Hockey fans like to emphasize that not only is hockey the ultimate team game—after all, everyone gets a shift—the playoffs underscore that. It’s somewhat true, although it’s usually a top-end player or goaltender who takes Conn Smythe home as the playoffs MVP when all is said and done.
But in hockey, we rarely get signature playoff performances from the league’s best swinging a streak. One of the reasons for the increase in scoring this season, especially later in the year, and one that I glossed over as I watched, is the league’s crackdown on cross-checks and its insistence on maintaining calls throughout the playoffs. Three first-round teams average five power plays per game, with two others averaging four. Last year, only two teams averaged four or more power plays per game, and both were eliminated in the first round.
Accumulating powerplay goals isn’t the first thing you think of to make the game more exciting, but it does two things that lead to the same result. For one, it mistakes the best offensive players for a team with more space on the ice, and it changes behavior at even strength, which also creates space.
And with that space, we’ve seen some stellar performances over the past two nights for teams that desperately needed them. Johnny Gaudreau was great for a Calgary team that was 2-1 down and on the road. He buried a deserved penalty and added an assist. We talked about how Nathan MacKinnon and Cale Makar flashed the Predators right back into the dumpster they came out of.

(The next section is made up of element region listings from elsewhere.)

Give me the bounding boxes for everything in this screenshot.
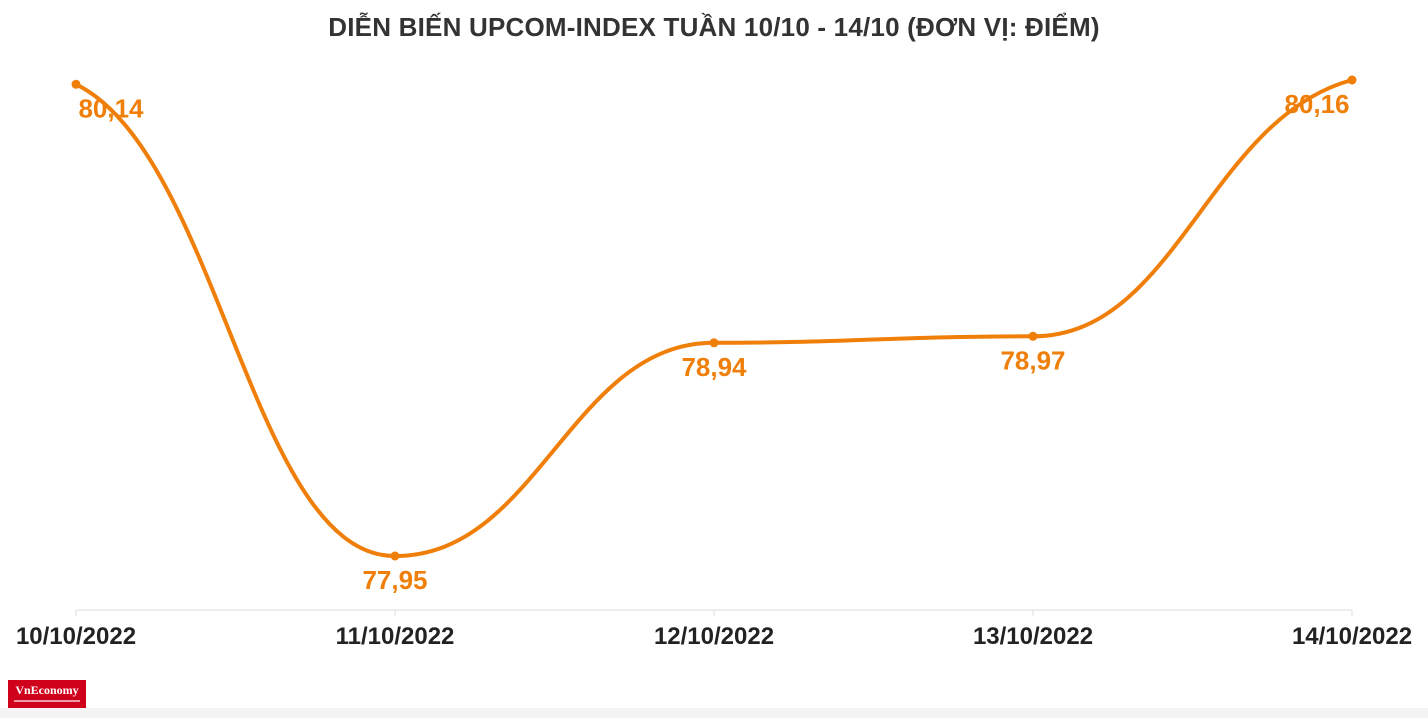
data-label: 77,95	[362, 565, 427, 595]
x-tick-label: 10/10/2022	[16, 623, 136, 650]
data-point	[71, 79, 81, 89]
data-label: 78,94	[681, 352, 747, 382]
series-line	[74, 78, 1354, 558]
data-point	[1347, 75, 1357, 85]
x-tick-label: 13/10/2022	[973, 623, 1093, 650]
x-tick-label: 11/10/2022	[336, 623, 455, 650]
data-point	[390, 551, 400, 561]
data-label: 80,14	[78, 93, 144, 123]
footer-strip	[0, 708, 1428, 718]
chart-title: DIỄN BIẾN UPCOM-INDEX TUẦN 10/10 - 14/10…	[328, 12, 1100, 42]
x-tick-label: 14/10/2022	[1292, 623, 1412, 650]
data-label: 80,16	[1284, 89, 1349, 119]
logo-text: VnEconomy	[15, 683, 79, 697]
data-point	[709, 338, 719, 348]
x-tick-label: 12/10/2022	[654, 623, 774, 650]
data-label: 78,97	[1000, 345, 1065, 375]
logo-underline	[14, 700, 80, 702]
vneconomy-logo: VnEconomy	[8, 680, 86, 708]
data-point	[1028, 331, 1038, 341]
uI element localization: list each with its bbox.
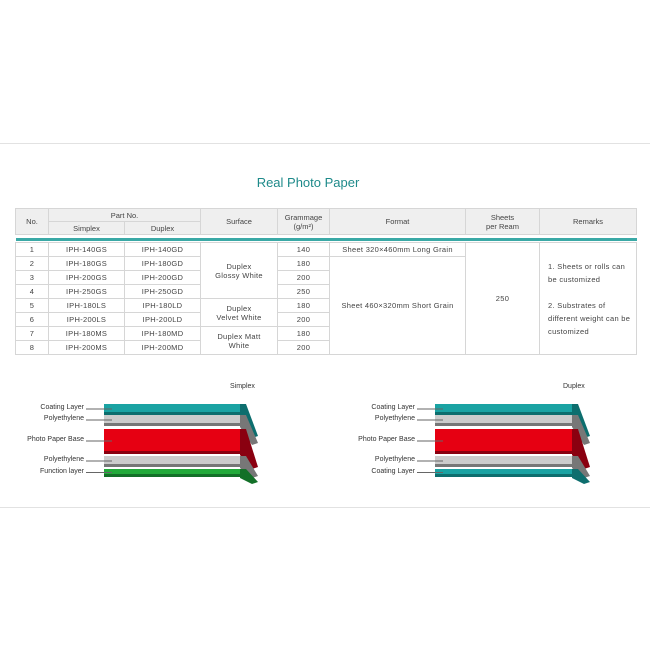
simplex-title: Simplex	[230, 383, 255, 390]
duplex-layer-shadow	[435, 474, 572, 477]
duplex-layer-4	[435, 469, 572, 474]
table-row: 1 IPH-140GS IPH-140GD Duplex Glossy White…	[15, 242, 638, 355]
teal-divider	[15, 238, 637, 241]
simplex-layer-side	[240, 404, 258, 438]
simplex-layer-4	[104, 469, 240, 474]
duplex-layer-side	[572, 404, 590, 438]
simplex-layer-shadow	[104, 412, 240, 415]
simplex-layer-shadow	[104, 464, 240, 467]
cell-duplex: IPH-200MD	[123, 340, 202, 355]
duplex-layer-side	[572, 415, 590, 445]
header-format: Format	[329, 208, 467, 235]
header-duplex: Duplex	[123, 221, 202, 235]
duplex-layer-side	[572, 456, 590, 478]
simplex-layer-shadow	[104, 423, 240, 426]
simplex-layer-side	[240, 415, 258, 445]
table-row: 2 IPH-180GS IPH-180GD 180 Sheet 460×320mm …	[15, 256, 637, 355]
simplex-layer-side	[240, 456, 258, 478]
duplex-layer-label: Photo Paper Base	[358, 436, 415, 443]
simplex-layer-2	[104, 429, 240, 451]
duplex-layer-shadow	[435, 412, 572, 415]
cell-remarks: 1. Sheets or rolls can be customized 2. S…	[539, 242, 638, 355]
duplex-layer-1	[435, 415, 572, 423]
simplex-layer-label: Photo Paper Base	[27, 436, 84, 443]
page-title: Real Photo Paper	[256, 175, 360, 190]
remark-2: 2. Substrates of different weight can be…	[548, 300, 631, 336]
header-sheets: Sheets per Ream	[465, 208, 541, 235]
header-surface: Surface	[200, 208, 279, 235]
cell-surface: Duplex Glossy White	[200, 242, 279, 299]
table-row: 8 IPH-200MS IPH-200MD 200	[15, 340, 637, 355]
header-grammage: Grammage (g/m²)	[277, 208, 331, 235]
duplex-layer-label: Polyethylene	[374, 415, 415, 422]
simplex-layer-3	[104, 456, 240, 464]
cell-format: Sheet 460×320mm Short Grain	[329, 256, 467, 355]
simplex-layer-label: Function layer	[40, 467, 84, 475]
duplex-layer-shadow	[435, 464, 572, 467]
duplex-layer-side	[572, 469, 590, 484]
cell-sheets: 250	[465, 242, 541, 355]
simplex-layer-shadow	[104, 451, 240, 454]
simplex-layer-label: Polyethylene	[43, 415, 84, 422]
simplex-layer-0	[104, 404, 240, 412]
duplex-layer-3	[435, 456, 572, 464]
header-remarks: Remarks	[539, 208, 638, 235]
simplex-layer-shadow	[104, 474, 240, 477]
bottom-divider	[0, 507, 650, 508]
cell-surface: Duplex Matt White	[200, 326, 279, 355]
simplex-layer-label: Polyethylene	[43, 456, 84, 463]
duplex-layer-shadow	[435, 451, 572, 454]
simplex-layer-label: Coating Layer	[40, 404, 84, 411]
duplex-layer-0	[435, 404, 572, 412]
duplex-layer-label: Coating Layer	[371, 467, 415, 475]
simplex-layer-1	[104, 415, 240, 423]
top-divider	[0, 143, 650, 144]
duplex-title: Duplex	[563, 383, 585, 390]
duplex-layer-label: Coating Layer	[371, 404, 415, 411]
duplex-layer-2	[435, 429, 572, 451]
spec-table: No. Part No. Surface Grammage (g/m²) Form…	[15, 208, 638, 355]
header-simplex: Simplex	[48, 221, 125, 235]
duplex-layer-label: Polyethylene	[374, 456, 415, 463]
cell-grammage: 200	[277, 340, 331, 355]
remark-1: 1. Sheets or rolls can be customized	[548, 261, 626, 284]
header-no: No.	[15, 208, 49, 235]
table-row: 5 IPH-180LS IPH-180LD Duplex Velvet White…	[15, 298, 637, 327]
duplex-layer-shadow	[435, 423, 572, 426]
simplex-layer-side	[240, 469, 258, 484]
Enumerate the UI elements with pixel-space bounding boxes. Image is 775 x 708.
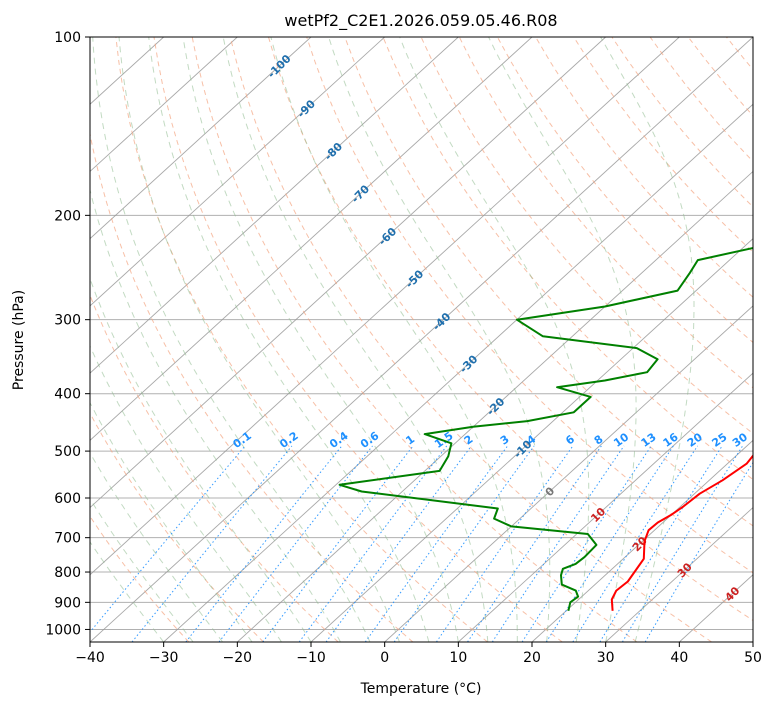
isotherm-line — [90, 37, 238, 173]
mixing-ratio-line — [467, 445, 602, 642]
y-tick-label: 700 — [54, 531, 81, 547]
isotherm-line — [90, 37, 459, 374]
dry-adiabat — [306, 37, 753, 574]
plot-frame — [89, 36, 754, 643]
isotherm-line — [90, 37, 385, 307]
moist-adiabat — [270, 37, 518, 642]
moist-adiabat — [182, 37, 459, 642]
y-tick-label: 500 — [54, 444, 81, 460]
mixing-ratio-line — [185, 445, 343, 642]
isotherm-line — [90, 37, 753, 642]
mixing-ratio-line — [572, 445, 699, 642]
mixing-ratio-line — [262, 445, 414, 642]
profile-traces — [338, 246, 753, 612]
mixing-ratio-line — [393, 445, 535, 642]
mixing-ratio-line — [90, 445, 246, 633]
y-tick-label: 800 — [54, 565, 81, 581]
dry-adiabat — [90, 293, 339, 642]
temperature-trace — [610, 454, 753, 611]
dry-adiabat — [90, 412, 264, 642]
x-tick-label: −10 — [296, 650, 326, 666]
x-tick-label: 30 — [597, 650, 615, 666]
moist-adiabat — [148, 37, 430, 642]
mixing-ratio-line — [521, 445, 652, 642]
x-tick-label: 20 — [523, 650, 541, 666]
moist-adiabat — [90, 452, 224, 642]
moist-adiabat — [90, 344, 282, 642]
moist-adiabat — [600, 37, 695, 642]
y-tick-label: 200 — [54, 208, 81, 224]
mixing-ratio-line — [644, 461, 753, 642]
mixing-ratio-line — [364, 445, 509, 642]
x-tick-label: −30 — [149, 650, 179, 666]
y-axis-label: Pressure (hPa) — [11, 290, 27, 390]
x-axis-label: Temperature (°C) — [360, 681, 482, 697]
x-tick-label: 40 — [670, 650, 688, 666]
mixing-ratio-label: 36 — [751, 430, 771, 450]
moist-adiabat — [399, 37, 590, 642]
moist-adiabat — [118, 37, 400, 642]
isotherm-line — [531, 439, 753, 642]
axes: −40 −30 −20 −10 0 10 20 30 40 50 100 200 300 400 500 60… — [45, 30, 762, 666]
x-tick-label: −40 — [75, 650, 105, 666]
mixing-ratio-line — [298, 445, 448, 642]
isotherm-line — [384, 305, 753, 642]
isotherm-line — [605, 506, 753, 642]
dry-adiabat — [229, 37, 712, 642]
isotherm-line — [90, 37, 606, 509]
isotherm-line — [310, 238, 753, 642]
moist-adiabat — [90, 188, 341, 642]
mixing-ratio-line — [599, 445, 723, 642]
mixing-ratio-line — [218, 445, 373, 642]
moist-adiabat — [488, 37, 637, 642]
mixing-ratio-line — [435, 445, 574, 642]
y-tick-label: 1000 — [45, 622, 81, 638]
dry-adiabat — [90, 515, 190, 642]
mixing-ratio-line — [545, 445, 674, 642]
dewpoint-trace — [338, 246, 753, 612]
y-tick-label: 300 — [54, 313, 81, 329]
y-tick-label: 400 — [54, 387, 81, 403]
dry-adiabat — [153, 37, 563, 642]
dry-adiabat — [191, 37, 638, 642]
dry-adiabat — [90, 131, 414, 642]
dry-adiabat — [458, 37, 753, 389]
chart-title: wetPf2_C2E1.2026.059.05.46.R08 — [284, 11, 557, 31]
dry-adiabat — [115, 37, 488, 642]
x-tick-label: 50 — [744, 650, 762, 666]
isotherm-line — [163, 103, 753, 642]
y-tick-label: 600 — [54, 491, 81, 507]
isotherm-line — [90, 37, 533, 441]
y-tick-label: 100 — [54, 30, 81, 46]
x-tick-label: −20 — [223, 650, 253, 666]
moist-adiabat — [90, 277, 312, 642]
y-tick-label: 900 — [54, 595, 81, 611]
dry-adiabat — [344, 37, 753, 527]
x-tick-label: 0 — [380, 650, 389, 666]
isotherm-line — [458, 372, 753, 642]
isotherm-line — [90, 37, 680, 576]
moist-adiabat — [90, 401, 253, 642]
mixing-ratio-line — [621, 445, 744, 642]
moist-adiabat — [92, 37, 371, 642]
mixing-ratio-line — [491, 445, 625, 642]
dry-adiabat — [268, 37, 753, 622]
isotherm-line — [90, 37, 312, 240]
x-tick-label: 10 — [449, 650, 467, 666]
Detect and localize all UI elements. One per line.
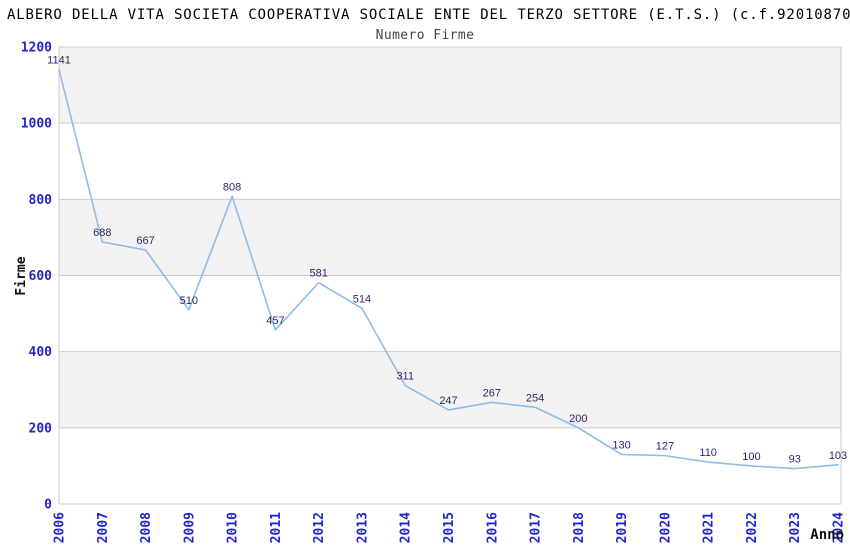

Last night, after a first period in which the Leafs were completely pilled by the Lightnings and two went down, Auston Matthews went supernova, scoring the winner and registering four shots in the last two periods. Vladimir Tarasenko scored a hat-trick for the Blues in the third period as they took a 3-2 lead over Minnesota. And that was the reaction to Karill Kaprizov’s two goals in the first, including the fact that he pushed that snipe through a gnat’s ass to give the Savages a temporary lead:
But nobody turned their backs on their team quite like Connor McDavid last night, who had one goal and two assists (and should have had a third) and made the Kings shit bricks every time he touched the puck (and he apparently never came). not on the ice in the last half of the game). You can hear a rift in time and space for almost all of these. Here he sets up a chance that even Zack Kassian can’t screw up his hands and his damp cardboard brain, which would normally just mean taking it from his confused gaze:
Here McDavid just takes matters into his own hands:
And then he drags Leon Draisaitl with him, or freeze the kings en masse to find Draisaitl again:
Unfortunately, the only force McDavid cannot tame is his own goalie, Mike Smith, who conceded three horrific goals to undo all of McJesus’ work. First, Smith runs Adrian Kempe’s shot through his legs with the force of a snot rocket:
Then he bit down on Dustin Brown, which these days is made of barely packed sand and Elmer’s glue, so hard he forgot Andreas Athanasou on his right and had to lunge at him as if jumping over a hedge to catch his supplier, leaving the net wide open:
Smith performed the same feat for Phillip Danault’s goal in the third, this time forgetting to stand against the post while Danault was there:
There’s something poetic and apt about McDavid’s best playoff performance He was screwed by his goalkeeper, because that was the story of his entire career. Still, the NHL struggles to let its stars play the biggest games in the biggest moments. Turns out they just had to give them space.